Narok Senator Ledama Ole Kina has raised suspicions over fuel pricing practices following the latest review by the Energy and Petroleum Regulatory Authority.
In EPRA’S latest review, petrol prices reduced by KSh 9.87 per litre, after the intervention of President William Ruto.
In a statement on Thursday, April 16, 2026, the Narok Senator alleged that EPRA, in collaboration with a section of players within the Oil Marketing Companies (OMCs), could be manipulating pump prices even when, the country has reportedly more than adequate fuel supply under the government-to-government (G2G) arrangement.
“Mr.

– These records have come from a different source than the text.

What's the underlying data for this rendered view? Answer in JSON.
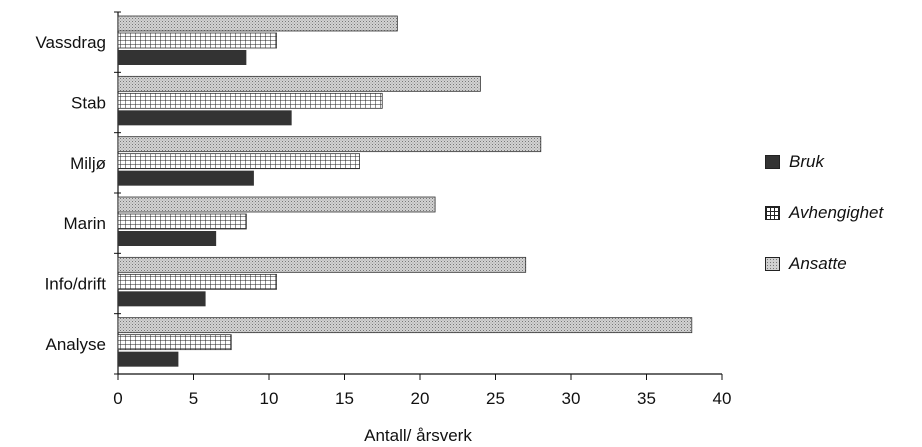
{
  "chart_data": {
    "type": "bar",
    "orientation": "horizontal",
    "categories": [
      "Vassdrag",
      "Stab",
      "Miljø",
      "Marin",
      "Info/drift",
      "Analyse"
    ],
    "series": [
      {
        "name": "Bruk",
        "values": [
          8.5,
          11.5,
          9.0,
          6.5,
          5.8,
          4.0
        ],
        "color": "#333333",
        "pattern": "solid"
      },
      {
        "name": "Avhengighet",
        "values": [
          10.5,
          17.5,
          16.0,
          8.5,
          10.5,
          7.5
        ],
        "color": "#ffffff",
        "pattern": "grid"
      },
      {
        "name": "Ansatte",
        "values": [
          18.5,
          24.0,
          28.0,
          21.0,
          27.0,
          38.0
        ],
        "color": "#c8c8c8",
        "pattern": "stipple"
      }
    ],
    "xlabel": "Antall/ årsverk",
    "ylabel": "",
    "xlim": [
      0,
      40
    ],
    "xticks": [
      0,
      5,
      10,
      15,
      20,
      25,
      30,
      35,
      40
    ],
    "legend_position": "right",
    "grid": false
  }
}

President it is alarming that EPRA appears to be playing games in cohort with a cabal inside the OMC, even as we have more than enough fuel coming into the country,” the statement from Ledama read.
According to Ledama, Kenya’s monthly requirement for petrol (Premium Motor Spirit) stands at about 180,000 metric tonnes, and recent deliveries exceed this demand by far.
“As a member of the Energy Committee, I can authoritatively state that Kenya’s monthly requirement for PMS is only about 180,000 metric tonnes. Yet the Government‑to‑Government (G2G) arrangement is today offloading 36 MT, with an additional 180 MT expected within the next two weeks,” he added.
The Narok Senator further argued that the cargoes were sourced from Europe and the US at an estimated landing cost of about Ksh 48,000 (around USD 84) per metric tonne.